Vaadin is an interesting RIA platform built by Vaadin, LTD. Vaadin differs from your standard RIA by existing almost exclusively on the server. All application state remains on the server and all events are handled through communication with the server. The display layer is written as a layer above GWT and the whole project is open source and free. This evaluation post is the first in a series of my lessons learned while evaluating this framework. Vaadin is a good fit for all the web-applications that fit in the general bucket of “enterprise support tools.” The reasons why are covered after the jump.
What’s special about it?
I think the biggest departure from the frameworks that I’ve been using for web programming is that Vaadin is stateful. The client state is tied in the session with a state on the server. This has some major implications for deployment, such as requiring sticky-sessions in load-balancing and shared caches for failover. The developers of Vaadin made the framework stateful to facilitate building all the interaction code on server. The browser is only used for display. This means that you can use your ordinary Java toolset to walk through your event handling. You don’t need firebug or any javascript knowledge, unless you are creating a custom widget. The Book of Vaadin provides lots of detail on this model in their chapter on Architecture. I have no desire to repeat the documentation here, but just provide enough of a glimpse in case you are more interested.Would I use it?
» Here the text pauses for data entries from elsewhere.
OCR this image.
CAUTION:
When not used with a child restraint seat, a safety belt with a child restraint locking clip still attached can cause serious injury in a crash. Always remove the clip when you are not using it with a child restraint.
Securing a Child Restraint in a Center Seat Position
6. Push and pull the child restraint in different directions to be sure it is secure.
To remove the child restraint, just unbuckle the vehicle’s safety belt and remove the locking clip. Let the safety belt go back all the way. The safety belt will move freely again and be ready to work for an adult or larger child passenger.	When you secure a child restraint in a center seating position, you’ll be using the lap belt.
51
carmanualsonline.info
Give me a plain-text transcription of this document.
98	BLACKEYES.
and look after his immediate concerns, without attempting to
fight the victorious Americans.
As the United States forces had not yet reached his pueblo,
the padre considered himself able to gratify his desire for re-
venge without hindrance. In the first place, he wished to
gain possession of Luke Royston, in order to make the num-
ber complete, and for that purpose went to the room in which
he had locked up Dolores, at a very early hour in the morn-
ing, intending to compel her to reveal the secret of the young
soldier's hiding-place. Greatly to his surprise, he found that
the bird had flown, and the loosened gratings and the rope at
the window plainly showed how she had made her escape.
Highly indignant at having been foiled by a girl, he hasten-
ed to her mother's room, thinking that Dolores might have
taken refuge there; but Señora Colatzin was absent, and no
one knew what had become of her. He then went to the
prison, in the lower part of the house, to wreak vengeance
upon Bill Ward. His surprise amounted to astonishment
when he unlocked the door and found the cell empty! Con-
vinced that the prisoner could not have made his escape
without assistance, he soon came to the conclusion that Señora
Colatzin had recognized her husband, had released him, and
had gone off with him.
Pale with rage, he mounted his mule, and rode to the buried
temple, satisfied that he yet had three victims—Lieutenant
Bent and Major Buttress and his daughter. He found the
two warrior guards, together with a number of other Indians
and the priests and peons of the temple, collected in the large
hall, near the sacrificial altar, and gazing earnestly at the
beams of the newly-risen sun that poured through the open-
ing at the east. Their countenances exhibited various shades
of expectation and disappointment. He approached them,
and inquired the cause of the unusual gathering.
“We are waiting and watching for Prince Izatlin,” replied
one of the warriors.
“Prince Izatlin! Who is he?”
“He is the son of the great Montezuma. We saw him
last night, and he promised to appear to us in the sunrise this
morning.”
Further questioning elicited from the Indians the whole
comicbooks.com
I think Vaadin fits in nicely within a specific niche. I would not use it for a normal website (nor do they recommend it), nor would I use it for a consumer-facing or heavily trafficked web application. The stateful model just doesn’t scale like that. However, there’s a whole other class of applications, management consoles, intranet web-apps and other systems that could just live on one server that are a perfect fit for Vaadin. Even more so if you can control which browsers the users run (IE javascript is really slow). These are the things that I really liked about the product:- Complete documentation. You don’t have to dig through a user-generated wiki. They have the whole book up on the website.
- Friendly forums. A search shows multiple people that had the same problem. Instead of the usual, “use the search function,” that you see on a lot of other forums, there were real replies.
- All java. A developer can build an entire web-application with just Java. That’s really important if web-application programming isn’t a core competency.
- Doing things the Vaadin way is really easy. For instance, the hbncontainer makes building an app around hibernate trivial.
- The widgets really work like their desktop equivalents. The table responds to keystrokes and the split panels work.
- Vaadin hides the complexities of layouts on the web. You just specify your container strategy.
Were there problems?
While Vaadin is pretty easy and built on a language I’m familiar with, there was still a learning curve. Most of my issues came from doing things outside of the Vaadin way.- Vaadin and Maven don’t seem to get along too well. Trying to install the Visualizations plugin was a nightmare. Eventually I had to install it and its dependent sources into my test project to build the widget set.
- Documentation and examples on how to leverage your existing DAO layers was sparse and incomplete.
- The same goes for Spring integration, esp Spring Security.